Introduction to Buddhism
The following is edited from the Throssel Hole Buddhist Abbey website:
The Buddha Shakyamuni lived 2,500 years ago in India. He was a human being who had the same spiritual potential that is within us all. He realised enlightenment and spent his life helping others find what he had found. Enlightenment is the direct realisation of one's true nature and the nature of all existence. It helps us understand our suffering and shows how we can bring it to an end.
Since the time of the Buddha many traditions of Buddhism have developed. The aim of each has been to express the essence of the Buddha's teaching in a manner appropriate to the time and culture.
The Serene Reflection Meditation tradition embodies:
1. The practice of meditation.
2. Keeping the moral Precepts of Buddhism, both in our outward behaviour as well as in the inner practice of cleansing our own hearts.
3. The teaching that all beings have the Buddha Nature. All are fundamentally pure, but out of ignorance we create suffering, thereby obscuring our real nature.
4. Awakening the heart of compassion and expressing it through selfless activity.
Through meditation we can discover the truth directly for ourselves. It is to sit still with an open, alert and bright mind, neither suppressing nor indulging the thoughts and feelings that arise.
In meditation, one learns how to accept oneself and the world as it is.
The Precepts are a description of enlightened action and serve as a guide. They are not imposed, but may be undertaken freely by anyone who wishes.
The Three Refuges
I take refuge in the Buddha (the source of the teaching).
I take refuge in the Dharma (the Buddha's teaching).

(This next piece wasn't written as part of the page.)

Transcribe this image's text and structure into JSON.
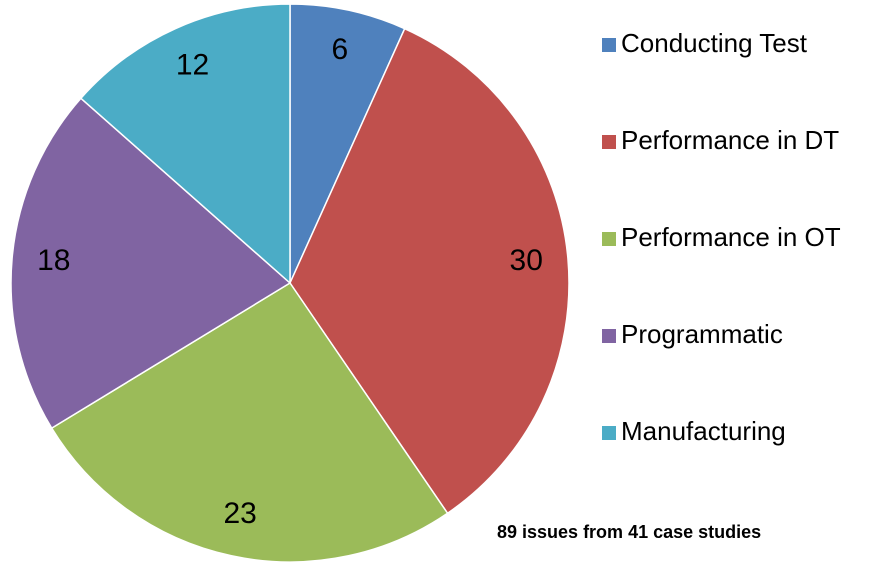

I take refuge in the Sangha (those who practise the teaching).
The Three Pure Precepts
Cease from evil. By refraining from that which causes confusion and suffering, the truth will shine of itself.

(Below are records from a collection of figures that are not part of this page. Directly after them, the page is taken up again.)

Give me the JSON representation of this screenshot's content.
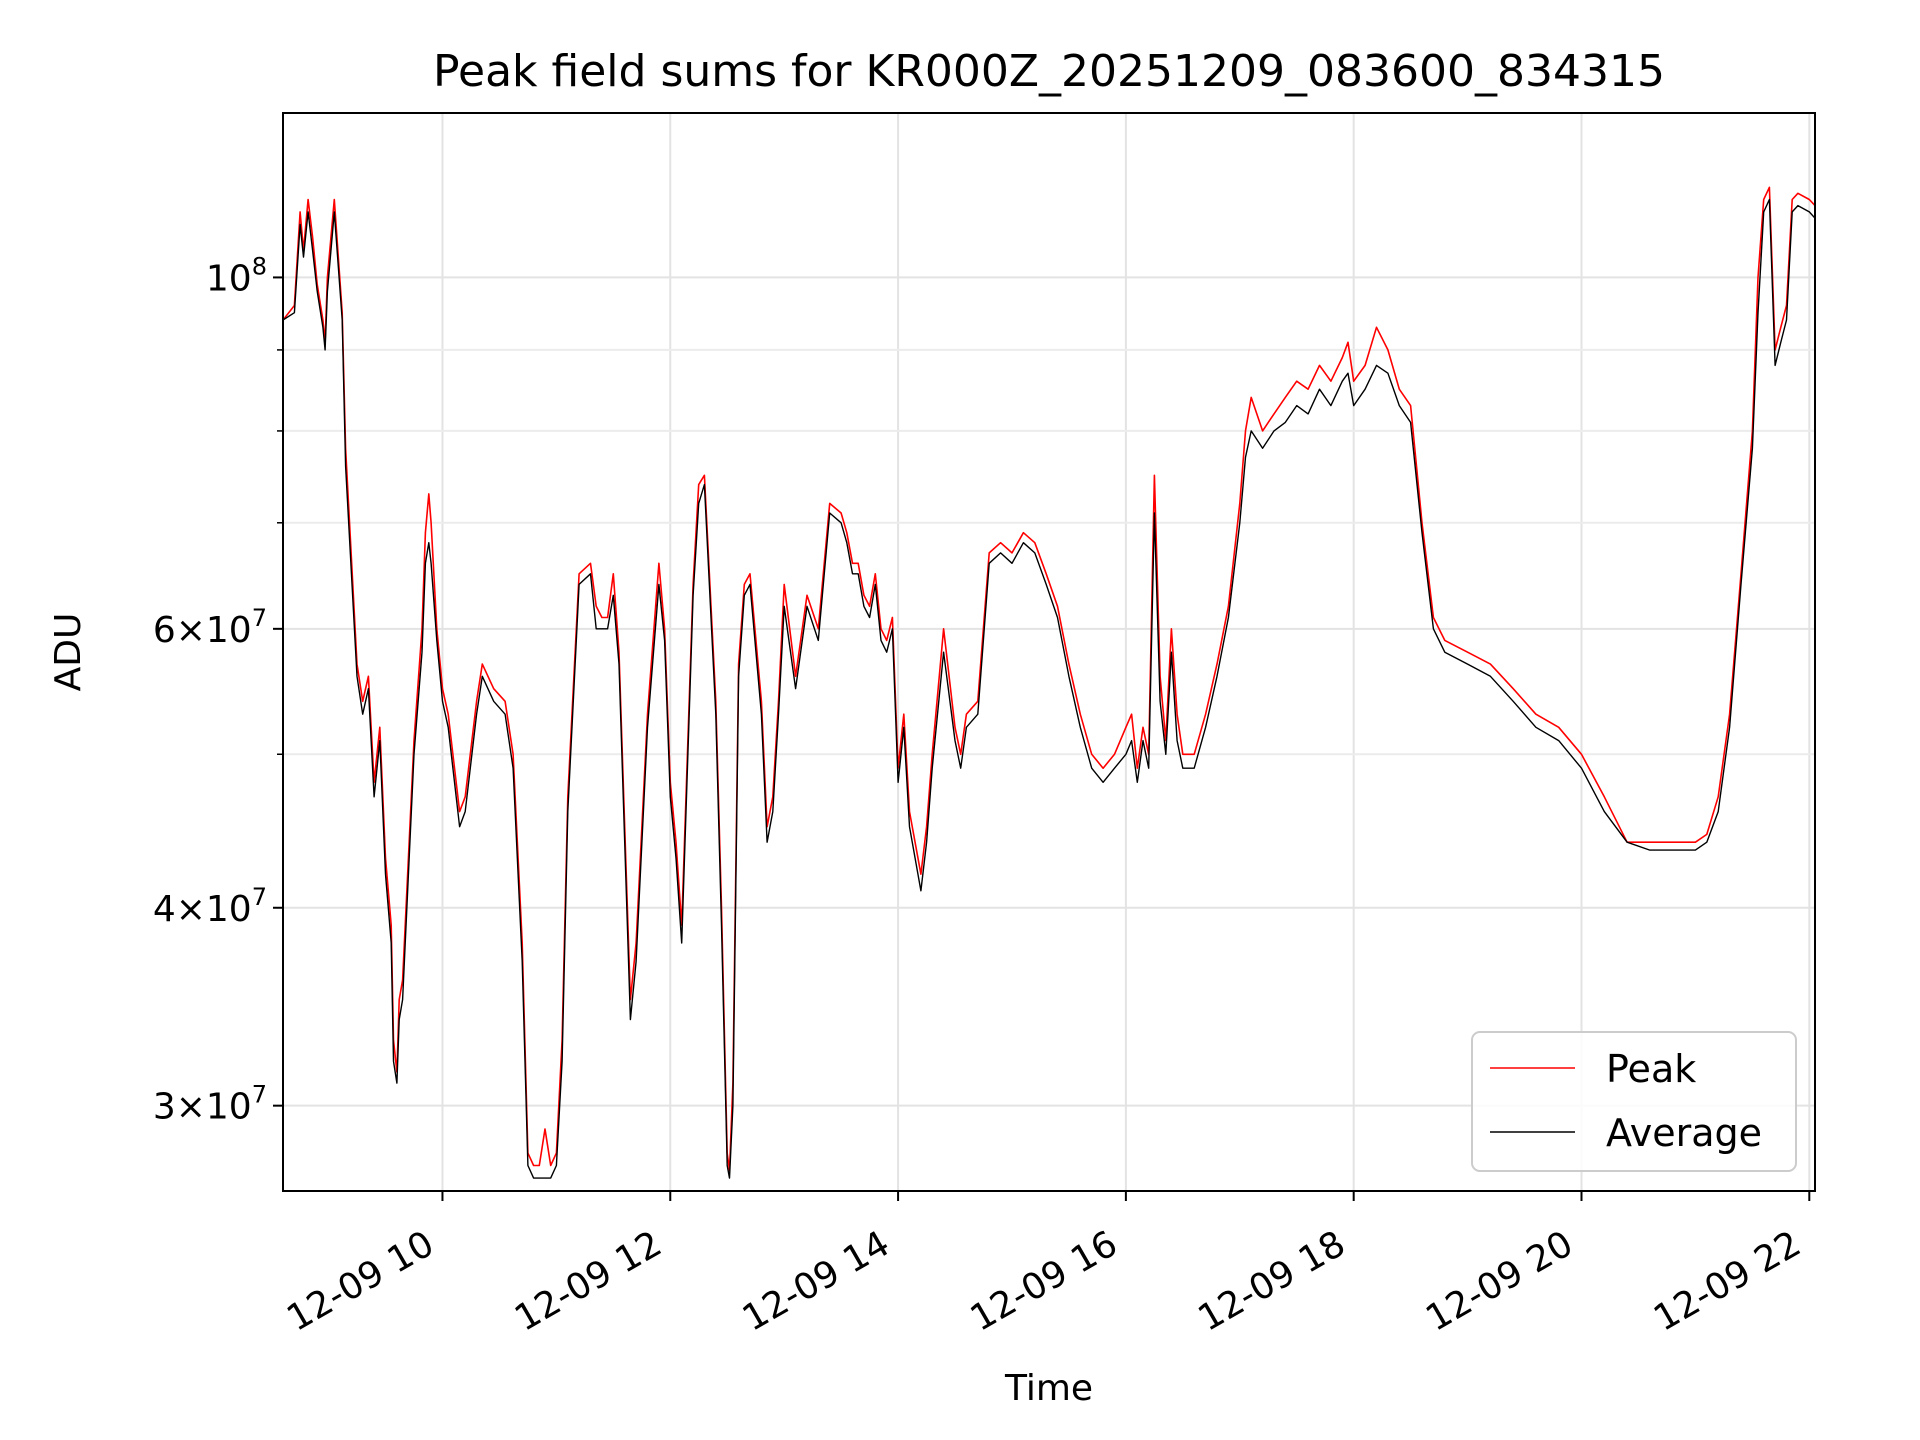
{
  "chart_data": {
    "type": "line",
    "title": "Peak field sums for KR000Z_20251209_083600_834315",
    "xlabel": "Time",
    "ylabel": "ADU",
    "x_unit": "hours (of day 2025-12-09)",
    "xlim": [
      8.6,
      22.05
    ],
    "ylim": [
      26500000,
      127000000
    ],
    "y_scale": "log",
    "grid": true,
    "legend_position": "lower right",
    "x_ticks": [
      {
        "value": 10,
        "label": "12-09 10"
      },
      {
        "value": 12,
        "label": "12-09 12"
      },
      {
        "value": 14,
        "label": "12-09 14"
      },
      {
        "value": 16,
        "label": "12-09 16"
      },
      {
        "value": 18,
        "label": "12-09 18"
      },
      {
        "value": 20,
        "label": "12-09 20"
      },
      {
        "value": 22,
        "label": "12-09 22"
      }
    ],
    "y_major_ticks": [
      {
        "value": 30000000,
        "base": "3",
        "exp": "7"
      },
      {
        "value": 40000000,
        "base": "4",
        "exp": "7"
      },
      {
        "value": 60000000,
        "base": "6",
        "exp": "7"
      },
      {
        "value": 100000000,
        "base": "",
        "exp": "8"
      }
    ],
    "y_minor_grid": [
      50000000,
      70000000,
      80000000,
      90000000
    ],
    "series": [
      {
        "name": "Peak",
        "color": "#ff0000",
        "x": [
          8.6,
          8.7,
          8.75,
          8.78,
          8.82,
          8.86,
          8.9,
          8.95,
          8.97,
          8.99,
          9.05,
          9.12,
          9.15,
          9.25,
          9.3,
          9.35,
          9.4,
          9.45,
          9.5,
          9.55,
          9.57,
          9.6,
          9.62,
          9.65,
          9.75,
          9.82,
          9.85,
          9.88,
          9.9,
          9.95,
          10.0,
          10.05,
          10.15,
          10.2,
          10.3,
          10.35,
          10.45,
          10.55,
          10.62,
          10.7,
          10.75,
          10.8,
          10.85,
          10.9,
          10.95,
          11.0,
          11.05,
          11.1,
          11.2,
          11.3,
          11.35,
          11.4,
          11.45,
          11.5,
          11.55,
          11.6,
          11.65,
          11.7,
          11.8,
          11.9,
          11.95,
          12.0,
          12.05,
          12.1,
          12.2,
          12.25,
          12.3,
          12.4,
          12.45,
          12.5,
          12.52,
          12.55,
          12.6,
          12.65,
          12.7,
          12.8,
          12.85,
          12.9,
          12.95,
          13.0,
          13.1,
          13.2,
          13.3,
          13.4,
          13.5,
          13.55,
          13.6,
          13.65,
          13.7,
          13.75,
          13.8,
          13.85,
          13.9,
          13.95,
          14.0,
          14.05,
          14.1,
          14.2,
          14.25,
          14.3,
          14.4,
          14.5,
          14.55,
          14.6,
          14.7,
          14.8,
          14.9,
          15.0,
          15.1,
          15.2,
          15.3,
          15.4,
          15.5,
          15.6,
          15.7,
          15.8,
          15.9,
          16.0,
          16.05,
          16.1,
          16.15,
          16.2,
          16.25,
          16.3,
          16.35,
          16.4,
          16.45,
          16.5,
          16.6,
          16.7,
          16.8,
          16.9,
          17.0,
          17.05,
          17.1,
          17.2,
          17.3,
          17.4,
          17.5,
          17.6,
          17.7,
          17.8,
          17.9,
          17.95,
          18.0,
          18.1,
          18.2,
          18.3,
          18.4,
          18.5,
          18.6,
          18.7,
          18.8,
          19.0,
          19.2,
          19.4,
          19.6,
          19.8,
          20.0,
          20.2,
          20.4,
          20.6,
          20.8,
          21.0,
          21.1,
          21.2,
          21.3,
          21.4,
          21.5,
          21.55,
          21.6,
          21.65,
          21.7,
          21.75,
          21.8,
          21.85,
          21.9,
          22.0,
          22.05
        ],
        "values": [
          94000000,
          96000000,
          110000000,
          104000000,
          112000000,
          106000000,
          99000000,
          94000000,
          91000000,
          100000000,
          112000000,
          95000000,
          78000000,
          57000000,
          54000000,
          56000000,
          48000000,
          52000000,
          43000000,
          39000000,
          33000000,
          31500000,
          35000000,
          36000000,
          51000000,
          60000000,
          69000000,
          73000000,
          70000000,
          60000000,
          55000000,
          53000000,
          46000000,
          47000000,
          54000000,
          57000000,
          55000000,
          54000000,
          50000000,
          38000000,
          28000000,
          27500000,
          27500000,
          29000000,
          27500000,
          28000000,
          33000000,
          47000000,
          65000000,
          66000000,
          62000000,
          61000000,
          61000000,
          65000000,
          58000000,
          45000000,
          35000000,
          38000000,
          53000000,
          66000000,
          60000000,
          48000000,
          44000000,
          39000000,
          64000000,
          74000000,
          75000000,
          54000000,
          40000000,
          28000000,
          27300000,
          31000000,
          57000000,
          64000000,
          65000000,
          54000000,
          45000000,
          47000000,
          54000000,
          64000000,
          56000000,
          63000000,
          60000000,
          72000000,
          71000000,
          69000000,
          66000000,
          66000000,
          63000000,
          62000000,
          65000000,
          60000000,
          59000000,
          61000000,
          49000000,
          53000000,
          46000000,
          42000000,
          45000000,
          50000000,
          60000000,
          52000000,
          50000000,
          53000000,
          54000000,
          67000000,
          68000000,
          67000000,
          69000000,
          68000000,
          65000000,
          62000000,
          57000000,
          53000000,
          50000000,
          49000000,
          50000000,
          52000000,
          53000000,
          49000000,
          52000000,
          50000000,
          75000000,
          56000000,
          51000000,
          60000000,
          53000000,
          50000000,
          50000000,
          53000000,
          57000000,
          62000000,
          72000000,
          80000000,
          84000000,
          80000000,
          82000000,
          84000000,
          86000000,
          85000000,
          88000000,
          86000000,
          89000000,
          91000000,
          86000000,
          88000000,
          93000000,
          90000000,
          85000000,
          83000000,
          70000000,
          61000000,
          59000000,
          58000000,
          57000000,
          55000000,
          53000000,
          52000000,
          50000000,
          47000000,
          44000000,
          44000000,
          44000000,
          44000000,
          44500000,
          47000000,
          53000000,
          65000000,
          80000000,
          100000000,
          112000000,
          114000000,
          90000000,
          93000000,
          96000000,
          112000000,
          113000000,
          112000000,
          111000000
        ]
      },
      {
        "name": "Average",
        "color": "#000000",
        "x": [
          8.6,
          8.7,
          8.75,
          8.78,
          8.82,
          8.86,
          8.9,
          8.95,
          8.97,
          8.99,
          9.05,
          9.12,
          9.15,
          9.25,
          9.3,
          9.35,
          9.4,
          9.45,
          9.5,
          9.55,
          9.57,
          9.6,
          9.62,
          9.65,
          9.75,
          9.82,
          9.85,
          9.88,
          9.9,
          9.95,
          10.0,
          10.05,
          10.15,
          10.2,
          10.3,
          10.35,
          10.45,
          10.55,
          10.62,
          10.7,
          10.75,
          10.8,
          10.85,
          10.9,
          10.95,
          11.0,
          11.05,
          11.1,
          11.2,
          11.3,
          11.35,
          11.4,
          11.45,
          11.5,
          11.55,
          11.6,
          11.65,
          11.7,
          11.8,
          11.9,
          11.95,
          12.0,
          12.05,
          12.1,
          12.2,
          12.25,
          12.3,
          12.4,
          12.45,
          12.5,
          12.52,
          12.55,
          12.6,
          12.65,
          12.7,
          12.8,
          12.85,
          12.9,
          12.95,
          13.0,
          13.1,
          13.2,
          13.3,
          13.4,
          13.5,
          13.55,
          13.6,
          13.65,
          13.7,
          13.75,
          13.8,
          13.85,
          13.9,
          13.95,
          14.0,
          14.05,
          14.1,
          14.2,
          14.25,
          14.3,
          14.4,
          14.5,
          14.55,
          14.6,
          14.7,
          14.8,
          14.9,
          15.0,
          15.1,
          15.2,
          15.3,
          15.4,
          15.5,
          15.6,
          15.7,
          15.8,
          15.9,
          16.0,
          16.05,
          16.1,
          16.15,
          16.2,
          16.25,
          16.3,
          16.35,
          16.4,
          16.45,
          16.5,
          16.6,
          16.7,
          16.8,
          16.9,
          17.0,
          17.05,
          17.1,
          17.2,
          17.3,
          17.4,
          17.5,
          17.6,
          17.7,
          17.8,
          17.9,
          17.95,
          18.0,
          18.1,
          18.2,
          18.3,
          18.4,
          18.5,
          18.6,
          18.7,
          18.8,
          19.0,
          19.2,
          19.4,
          19.6,
          19.8,
          20.0,
          20.2,
          20.4,
          20.6,
          20.8,
          21.0,
          21.1,
          21.2,
          21.3,
          21.4,
          21.5,
          21.55,
          21.6,
          21.65,
          21.7,
          21.75,
          21.8,
          21.85,
          21.9,
          22.0,
          22.05
        ],
        "values": [
          94000000,
          95000000,
          108000000,
          103000000,
          110000000,
          104000000,
          98000000,
          93000000,
          90000000,
          98000000,
          110000000,
          94000000,
          76000000,
          56000000,
          53000000,
          55000000,
          47000000,
          51000000,
          42000000,
          38000000,
          32000000,
          31000000,
          34000000,
          35000000,
          50000000,
          58000000,
          66000000,
          68000000,
          66000000,
          59000000,
          54000000,
          52000000,
          45000000,
          46000000,
          53000000,
          56000000,
          54000000,
          53000000,
          49000000,
          37000000,
          27500000,
          27000000,
          27000000,
          27000000,
          27000000,
          27500000,
          32000000,
          46000000,
          64000000,
          65000000,
          60000000,
          60000000,
          60000000,
          63000000,
          57000000,
          44000000,
          34000000,
          37000000,
          52000000,
          64000000,
          59000000,
          47000000,
          43000000,
          38000000,
          63000000,
          72000000,
          74000000,
          53000000,
          39000000,
          27500000,
          27000000,
          30000000,
          56000000,
          63000000,
          64000000,
          53000000,
          44000000,
          46000000,
          53000000,
          62000000,
          55000000,
          62000000,
          59000000,
          71000000,
          70000000,
          68000000,
          65000000,
          65000000,
          62000000,
          61000000,
          64000000,
          59000000,
          58000000,
          60000000,
          48000000,
          52000000,
          45000000,
          41000000,
          44000000,
          49000000,
          58000000,
          51000000,
          49000000,
          52000000,
          53000000,
          66000000,
          67000000,
          66000000,
          68000000,
          67000000,
          64000000,
          61000000,
          56000000,
          52000000,
          49000000,
          48000000,
          49000000,
          50000000,
          51000000,
          48000000,
          51000000,
          49000000,
          71000000,
          54000000,
          50000000,
          58000000,
          51000000,
          49000000,
          49000000,
          52000000,
          56000000,
          61000000,
          70000000,
          77000000,
          80000000,
          78000000,
          80000000,
          81000000,
          83000000,
          82000000,
          85000000,
          83000000,
          86000000,
          87000000,
          83000000,
          85000000,
          88000000,
          87000000,
          83000000,
          81000000,
          69000000,
          60000000,
          58000000,
          57000000,
          56000000,
          54000000,
          52000000,
          51000000,
          49000000,
          46000000,
          44000000,
          43500000,
          43500000,
          43500000,
          44000000,
          46000000,
          52000000,
          64000000,
          78000000,
          95000000,
          110000000,
          112000000,
          88000000,
          91000000,
          94000000,
          110000000,
          111000000,
          110000000,
          109000000
        ]
      }
    ]
  }
}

Do only good. Doing good arises naturally when we cease from evil.
Do good for others. To train in Buddhism is to devote one's life to the good of all living things.
The Ten Precepts
Do not kill.
Do not steal.
Do not covet.
Do not say that which is not true.
Do not sell the wine of delusion (whether drink, drugs or the emotional appeal of delusive thinking).
Do not speak against others.
Do not be proud of yourself and devalue others.
Do not be mean in giving Dharma (teaching) or wealth.
Do not be angry.
Do not defame the Three Treasures (do not deny the Buddha within yourself or in others).
We take refuge in the Buddha by trusting the wisdom from the compassionate heart. We also develop the humility to check our understanding with the teaching of the Buddhas and Ancestors (the Dharma) and with the Sangha (the living community of those who follow the Buddha's Way).
All Beings Have the Buddha Nature
In the Serene Reflection Meditation tradition one can follow the Way as a lay person or as a monk. We use the term 'monk' for women as well as men, since there is complete spiritual and functional equality within our Order.
We can all learn to meditate because we all have Buddha Nature, even though it may be as yet unseen. All beings are Buddhas and should be respected as such, whatever manner of life they may be in.
Awakening the Heart of Gratitude and Compassion
Compassion is aroused when we experience our unity with all life. When we realise that all things teach, we can accept them with gratitude. Meditation embraces both the good and the bad without judgement or indulgence. When we are touched by the infinite compassion that is the foundation of all existence, the desire to help all beings arises naturally.